A California judge ruled today that a group of San Fransisco cops who exchanged racist and homophobic text messages about “monkeys,” “niggers,” “half breeds,” and other slurs will not face punishment, citing the statute of limitations.
A cache of texts between the officers was uncovered as part of a 2014 federal corruption investigation into SFPD Sgt. Ian Furminger, who was found guilty of taking money from drug dealers for his own personal use. The messages, some of which are collected here, show Furminger and other cops enthusing about burning crosses, disparaging the intelligence of black officers, and remarking that “niggers should be spayed.”
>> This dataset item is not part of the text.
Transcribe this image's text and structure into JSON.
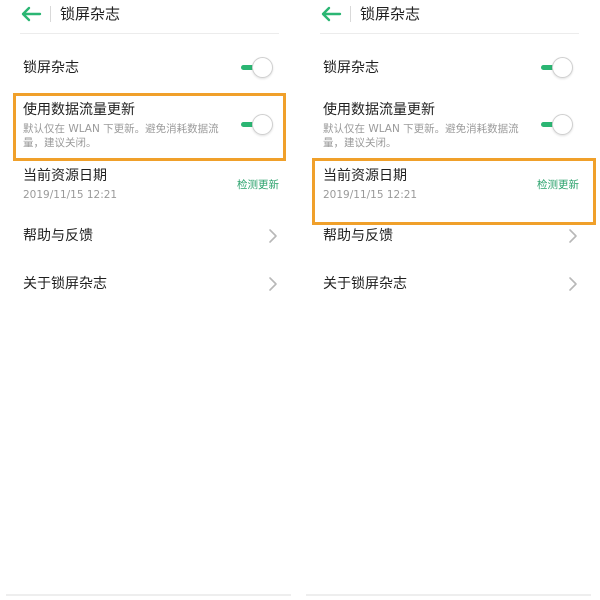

Judge Ernest Goldsmith ruled that the officers should not be disciplined because the police department let a statute of limitations lapse before acting against them. Goldsmith indicated, somewhat counterintuitively to the San Fransisco Chronicle, that the ruling is intended on some level to shame the department for not acting more quickly. “It is not in the public interest to let police misconduct charges languish,” he said. “The public has a right to have accusations against police officers be promptly adjudicated.”
The city’s attorney argued in court that the officers were not disciplined more quickly because doing so would have sabotaged the corruption case against Furminger. In 2004, Furminger and one other officer implicated in the texts allegedly slammed a man’s head into a urine-covered wall while making “anti-gay remarks,” and were not punished because of the same limitation rule, the Chronicle reports.
SFPD Chief Greg Suhr, pictured above, attempted to fire eight of the officers and discipline the remaining six in April 2015, before one of the accused brought the matter to the state’s Superior Court. City officials plan to appeal the decision.